From the Department of Neurology (E.M., S.C., B.E., R.A.C.), Dell Medical School, University of Texas at Austin; Department of Neurology (L.S.), Stanford University School of Medicine, Palo Alto, CA; Division of Microbiology and Immunology (M.S.P.), Yerkes National Primate Research Center, and Department of Pathology and Laboratory Medicine, Emory University, Atlanta, GA; Department of Neurology and Program in Immunology (S.S.Z.), University of California San Francisco; and Departments of Neurology (E.M.F., T.C.F.), Ophthalmology & Neurosurgery, Dell Medical School at the University of Texas at Austin.
Neurol Neuroimmunol Neuroinflamm. 2020 Aug 7;7(6). doi: 10.1212/NXI.0000000000000868. Print 2020 Nov 5.

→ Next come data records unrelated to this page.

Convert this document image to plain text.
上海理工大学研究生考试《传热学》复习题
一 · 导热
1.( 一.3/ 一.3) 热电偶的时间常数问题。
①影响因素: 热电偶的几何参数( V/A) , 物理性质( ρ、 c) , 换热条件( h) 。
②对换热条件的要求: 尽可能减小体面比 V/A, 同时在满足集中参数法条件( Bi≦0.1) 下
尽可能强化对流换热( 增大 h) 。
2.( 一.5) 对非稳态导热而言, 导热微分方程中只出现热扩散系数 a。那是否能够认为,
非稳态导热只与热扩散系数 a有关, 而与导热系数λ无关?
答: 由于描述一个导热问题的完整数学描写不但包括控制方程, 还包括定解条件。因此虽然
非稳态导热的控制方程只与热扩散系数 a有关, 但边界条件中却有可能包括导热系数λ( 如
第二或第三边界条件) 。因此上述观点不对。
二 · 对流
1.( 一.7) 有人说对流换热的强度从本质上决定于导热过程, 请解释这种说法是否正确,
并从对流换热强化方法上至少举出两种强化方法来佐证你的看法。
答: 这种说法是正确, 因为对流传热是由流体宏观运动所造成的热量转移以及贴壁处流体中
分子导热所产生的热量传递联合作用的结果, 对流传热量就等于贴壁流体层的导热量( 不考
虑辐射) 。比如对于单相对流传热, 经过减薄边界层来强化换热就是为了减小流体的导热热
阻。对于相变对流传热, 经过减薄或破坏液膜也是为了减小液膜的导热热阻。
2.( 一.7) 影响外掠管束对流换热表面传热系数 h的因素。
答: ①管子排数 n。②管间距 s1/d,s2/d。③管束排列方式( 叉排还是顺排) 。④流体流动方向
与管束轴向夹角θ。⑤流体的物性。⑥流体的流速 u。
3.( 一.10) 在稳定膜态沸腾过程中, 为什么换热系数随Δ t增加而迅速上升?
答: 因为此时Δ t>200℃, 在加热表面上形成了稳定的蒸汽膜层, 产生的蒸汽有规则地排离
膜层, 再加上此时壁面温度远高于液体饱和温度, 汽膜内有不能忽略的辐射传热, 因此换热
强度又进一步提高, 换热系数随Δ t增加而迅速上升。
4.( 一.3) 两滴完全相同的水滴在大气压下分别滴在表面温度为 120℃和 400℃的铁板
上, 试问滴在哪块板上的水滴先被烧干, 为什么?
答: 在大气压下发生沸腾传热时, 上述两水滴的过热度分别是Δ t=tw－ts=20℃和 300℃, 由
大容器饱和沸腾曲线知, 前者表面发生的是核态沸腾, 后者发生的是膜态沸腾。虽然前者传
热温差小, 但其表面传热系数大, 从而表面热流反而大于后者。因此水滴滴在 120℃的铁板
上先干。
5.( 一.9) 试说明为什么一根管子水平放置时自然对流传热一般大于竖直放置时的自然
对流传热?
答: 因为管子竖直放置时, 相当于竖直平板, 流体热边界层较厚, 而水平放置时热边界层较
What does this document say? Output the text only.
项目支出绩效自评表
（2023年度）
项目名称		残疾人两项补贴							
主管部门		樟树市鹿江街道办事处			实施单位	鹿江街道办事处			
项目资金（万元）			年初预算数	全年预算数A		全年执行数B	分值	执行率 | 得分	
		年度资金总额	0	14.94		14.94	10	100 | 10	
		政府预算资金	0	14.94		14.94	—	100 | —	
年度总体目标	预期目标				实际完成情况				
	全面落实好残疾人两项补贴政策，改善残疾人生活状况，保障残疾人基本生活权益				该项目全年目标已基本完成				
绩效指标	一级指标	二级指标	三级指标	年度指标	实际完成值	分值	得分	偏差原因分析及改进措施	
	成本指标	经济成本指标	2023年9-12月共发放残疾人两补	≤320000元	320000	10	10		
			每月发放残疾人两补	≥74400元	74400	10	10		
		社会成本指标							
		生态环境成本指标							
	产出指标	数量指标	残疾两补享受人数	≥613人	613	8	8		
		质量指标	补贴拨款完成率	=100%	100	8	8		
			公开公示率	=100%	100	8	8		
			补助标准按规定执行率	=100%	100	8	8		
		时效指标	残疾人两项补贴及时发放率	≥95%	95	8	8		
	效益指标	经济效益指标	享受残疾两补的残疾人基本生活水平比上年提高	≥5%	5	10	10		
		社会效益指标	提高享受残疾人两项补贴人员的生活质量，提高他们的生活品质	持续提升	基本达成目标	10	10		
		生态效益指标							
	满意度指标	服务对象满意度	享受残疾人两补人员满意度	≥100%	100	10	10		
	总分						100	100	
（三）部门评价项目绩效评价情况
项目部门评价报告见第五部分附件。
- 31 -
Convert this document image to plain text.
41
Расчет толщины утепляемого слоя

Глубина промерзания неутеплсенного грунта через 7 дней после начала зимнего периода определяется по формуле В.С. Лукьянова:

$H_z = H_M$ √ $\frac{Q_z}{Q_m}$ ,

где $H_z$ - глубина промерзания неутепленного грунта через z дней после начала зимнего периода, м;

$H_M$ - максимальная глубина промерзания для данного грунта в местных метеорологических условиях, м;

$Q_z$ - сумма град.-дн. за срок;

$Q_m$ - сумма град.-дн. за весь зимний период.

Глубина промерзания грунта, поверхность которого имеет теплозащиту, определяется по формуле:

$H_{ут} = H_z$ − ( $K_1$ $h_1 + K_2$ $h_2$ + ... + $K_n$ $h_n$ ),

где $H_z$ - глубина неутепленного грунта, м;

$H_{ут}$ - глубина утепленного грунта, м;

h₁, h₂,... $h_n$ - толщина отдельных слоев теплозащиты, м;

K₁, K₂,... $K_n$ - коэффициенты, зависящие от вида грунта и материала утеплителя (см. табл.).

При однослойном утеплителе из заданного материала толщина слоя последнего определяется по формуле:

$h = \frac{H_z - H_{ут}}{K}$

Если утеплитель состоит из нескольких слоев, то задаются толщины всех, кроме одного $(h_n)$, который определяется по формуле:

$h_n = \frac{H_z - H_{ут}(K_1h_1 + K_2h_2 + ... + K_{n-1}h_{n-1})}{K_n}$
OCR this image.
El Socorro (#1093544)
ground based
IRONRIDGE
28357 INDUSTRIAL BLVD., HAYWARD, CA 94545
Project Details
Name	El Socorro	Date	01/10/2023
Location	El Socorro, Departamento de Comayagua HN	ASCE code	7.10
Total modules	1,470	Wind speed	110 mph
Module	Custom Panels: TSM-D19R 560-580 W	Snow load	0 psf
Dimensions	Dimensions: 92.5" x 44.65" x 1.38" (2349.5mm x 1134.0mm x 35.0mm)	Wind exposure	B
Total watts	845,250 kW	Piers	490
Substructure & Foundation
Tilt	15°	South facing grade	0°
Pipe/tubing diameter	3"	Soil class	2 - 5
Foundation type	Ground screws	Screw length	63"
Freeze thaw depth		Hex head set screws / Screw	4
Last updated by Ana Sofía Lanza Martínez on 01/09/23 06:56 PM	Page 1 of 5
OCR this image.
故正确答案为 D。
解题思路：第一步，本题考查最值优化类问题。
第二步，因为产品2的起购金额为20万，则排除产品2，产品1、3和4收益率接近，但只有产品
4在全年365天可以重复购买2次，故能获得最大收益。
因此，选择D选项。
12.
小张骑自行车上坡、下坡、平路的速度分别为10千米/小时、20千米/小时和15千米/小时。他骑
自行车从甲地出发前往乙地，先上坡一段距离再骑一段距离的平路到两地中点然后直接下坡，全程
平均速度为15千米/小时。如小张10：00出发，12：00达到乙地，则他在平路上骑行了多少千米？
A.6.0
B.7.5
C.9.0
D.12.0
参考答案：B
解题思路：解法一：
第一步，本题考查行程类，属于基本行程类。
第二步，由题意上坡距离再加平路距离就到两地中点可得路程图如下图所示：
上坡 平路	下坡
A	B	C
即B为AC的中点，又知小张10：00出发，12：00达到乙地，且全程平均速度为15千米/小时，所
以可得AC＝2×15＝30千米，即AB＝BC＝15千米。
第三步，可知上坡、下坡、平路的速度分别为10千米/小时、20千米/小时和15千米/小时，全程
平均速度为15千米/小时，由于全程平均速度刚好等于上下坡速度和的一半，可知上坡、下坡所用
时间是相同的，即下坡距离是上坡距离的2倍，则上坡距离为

To determine whether the punctuated administration of low-dose rituximab, temporally linked to B-cell hyperrepopulation (defined when the return of CD19 B cells approximates 40%-50% of baseline levels as measured before alemtuzumab treatment inception), can mitigate alemtuzumab-associated secondary autoimmunity.
In this hypothesis-driven pilot study, 10 patients received low-dose rituximab (50-150 mg/m), a chimeric anti-CD20 monoclonal antibody, after either their first or second cycles of alemtuzumab. These patients were then routinely assessed for the development of autoimmune disorders and safety signals related to the use of dual monoclonal antibody therapy.
Five patients received at least 1 IV infusion of low-dose rituximab, following alemtuzumab therapy, with a mean follow-up of 41 months. None of the 5 patients developed secondary autoimmune disorders. An additional 5 patients with follow-up over less than 24 months received at least 1 infusion of low-dose rituximab treatment following alemtuzumab treatment. No secondary autoimmune diseases were observed.
An anti-CD20 "whack-a-mole" B-cell depletion strategy may serve to mitigate alemtuzumab-associated secondary autoimmunity in MS by reducing the imbalance in B- and T-cell regulatory networks during immune reconstitution. We believe that these observations warrant further investigation.
This study provides Class IV evidence that for people with MS, low-dose rituximab following alemtuzumab treatment decreases the risk of alemtuzumab-associated secondary autoimmune diseases.
确定低剂量利妥昔单抗的间歇性给药是否可以减轻阿仑单抗相关的继发性自身免疫。这种给药方式与 B 细胞过度增殖有关(当 CD19 B 细胞恢复到接近基线水平的 40%-50%时定义为 B 细胞过度增殖,该基线水平在阿仑单抗治疗开始前测量)。
在这项假设驱动的试点研究中,10 名患者在接受阿仑单抗治疗的第一或第二周期后,接受了低剂量利妥昔单抗(50-150mg/m)治疗,这是一种嵌合抗 CD20 单克隆抗体。然后,这些患者常规评估自身免疫性疾病的发展和与使用双单克隆抗体治疗相关的安全信号。
5 名患者在接受阿仑单抗治疗后至少接受了 1 次 IV 输注低剂量利妥昔单抗,平均随访 41 个月。这 5 名患者均未发生继发性自身免疫性疾病。另外 5 名随访时间少于 24 个月的患者在接受阿仑单抗治疗后至少接受了 1 次低剂量利妥昔单抗治疗。未观察到继发性自身免疫性疾病。
抗 CD20 的“打地鼠”B 细胞耗竭策略可能通过减少免疫重建期间 B 细胞和 T 细胞调节网络的失衡,从而减轻 MS 患者阿仑单抗相关的继发性自身免疫。我们认为这些观察结果值得进一步研究。
这项研究提供了 IV 级证据,表明对于多发性硬化症患者,阿仑单抗治疗后接受低剂量利妥昔单抗治疗可降低阿仑单抗相关继发性自身免疫性疾病的风险。